A 2 dimensional Euclidean space is represented by two different coordinate systems: the Cartesian system $(x_1,x_2)$ and an alternative system $(\xi^1,\xi^2)$ where $$x_1=\frac{1}{\sqrt2}(\xi^1+\xi^2)$$ $$x_2=\frac{1}{\sqrt2}(\xi^1-\xi^2)$$ A quantity $e(i,j)$ is defined such that in both coordinate systems
$$ e(1,1)=e(2,2)=0,$$ $$ e(1,2)=1$$
$$e(2,1)=-1$$
Do the quantities $e(i,j)$ represent the components of a tensor?
I am not sure how to start. Can anyone help me plz?
To show that this quantity is a tensor we need to show that coordinate representation of the quantity is invariant under a change of coordinates.

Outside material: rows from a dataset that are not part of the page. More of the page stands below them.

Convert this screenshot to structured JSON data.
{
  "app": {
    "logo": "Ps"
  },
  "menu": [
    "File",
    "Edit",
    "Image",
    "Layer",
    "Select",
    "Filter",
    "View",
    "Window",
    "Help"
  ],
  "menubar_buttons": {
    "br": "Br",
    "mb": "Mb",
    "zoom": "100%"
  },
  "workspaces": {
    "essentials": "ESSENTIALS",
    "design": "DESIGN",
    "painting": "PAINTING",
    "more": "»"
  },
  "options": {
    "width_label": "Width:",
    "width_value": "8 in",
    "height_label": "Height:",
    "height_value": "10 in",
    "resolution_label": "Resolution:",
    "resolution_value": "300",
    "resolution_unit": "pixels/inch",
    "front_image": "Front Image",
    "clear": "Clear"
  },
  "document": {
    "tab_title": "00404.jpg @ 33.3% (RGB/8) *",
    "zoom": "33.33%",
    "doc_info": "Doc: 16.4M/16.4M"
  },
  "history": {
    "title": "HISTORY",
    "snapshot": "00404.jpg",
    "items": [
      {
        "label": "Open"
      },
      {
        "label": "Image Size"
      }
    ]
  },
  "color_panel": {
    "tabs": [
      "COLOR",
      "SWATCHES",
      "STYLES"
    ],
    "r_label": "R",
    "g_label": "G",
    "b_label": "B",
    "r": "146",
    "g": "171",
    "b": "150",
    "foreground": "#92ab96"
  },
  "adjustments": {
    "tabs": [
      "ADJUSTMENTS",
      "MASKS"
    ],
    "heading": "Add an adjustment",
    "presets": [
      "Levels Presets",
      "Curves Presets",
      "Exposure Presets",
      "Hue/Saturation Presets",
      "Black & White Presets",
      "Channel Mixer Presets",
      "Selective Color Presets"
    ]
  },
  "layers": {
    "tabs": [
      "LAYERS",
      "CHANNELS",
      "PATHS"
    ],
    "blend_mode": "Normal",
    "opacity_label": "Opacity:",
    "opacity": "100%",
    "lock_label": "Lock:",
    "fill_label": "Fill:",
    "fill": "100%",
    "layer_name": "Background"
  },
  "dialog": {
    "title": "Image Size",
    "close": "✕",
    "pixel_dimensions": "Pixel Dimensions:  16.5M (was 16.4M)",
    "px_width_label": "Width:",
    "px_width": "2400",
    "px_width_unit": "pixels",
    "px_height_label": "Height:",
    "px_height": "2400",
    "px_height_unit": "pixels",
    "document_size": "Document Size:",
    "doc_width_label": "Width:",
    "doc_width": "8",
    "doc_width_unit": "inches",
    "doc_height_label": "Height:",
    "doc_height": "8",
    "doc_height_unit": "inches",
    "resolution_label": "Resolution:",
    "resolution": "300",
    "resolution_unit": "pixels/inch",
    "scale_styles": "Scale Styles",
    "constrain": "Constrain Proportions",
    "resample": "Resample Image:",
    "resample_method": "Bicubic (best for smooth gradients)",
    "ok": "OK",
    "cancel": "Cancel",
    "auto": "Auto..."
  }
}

The question stipulates that, for the vectors with coordinates $\left(\begin{array}{c}x_1\\x_2\end{array}\right)$ and $\left(\begin{array}{c}y_1\\y_2\end{array}\right)$ in the cartesian system, the matrix representation of the quantity implies
$$ \left(x_1,\ x_2 \right)\left(\begin{array}{cc}0&1\\-1&0\end{array}\right)\left(\begin{array}{c}y_1\\y_2\end{array}\right){}={}x_1y_2-x_2y_1\,. $$ Note, also, that this form must also hold for the alternative coordinate system as well. That is, if the vectors have the alternative coordinates $\left(\begin{array}{c}\xi_1\\\xi_2\end{array}\right)$ and $\left(\begin{array}{c}\zeta_1\\\zeta_2\end{array}\right)$, respectively, then we must also have $$ \left(\xi_1,\ \xi_2 \right)\left(\begin{array}{cc}0&1\\-1&0\end{array}\right)\left(\begin{array}{c}\zeta_1\\\zeta_2\end{array}\right){}={}\xi_1\zeta_2-\xi_2\zeta_1\,, $$ for this to be a tensor. However, by direct substitution using the given change of coordinates transformation, we see that $$ \begin{eqnarray*} x_1y_2-x_2y_1&{}={}&\dfrac{1}{2}\bigg(\left(\xi_1+\xi_2\right)\left(\zeta_1-\zeta_2\right)-\left(\zeta_1+\zeta_2\right)\left(\xi_1-\xi_2\right)\bigg)\newline &&\newline &{}={}&\zeta_1\xi_2-\zeta_2\xi_1\newline &&\newline &{}\ne{}&\xi_1\zeta_2-\xi_2\zeta_1\,. \end{eqnarray*} $$
Therefore, the quantity is not a tensor!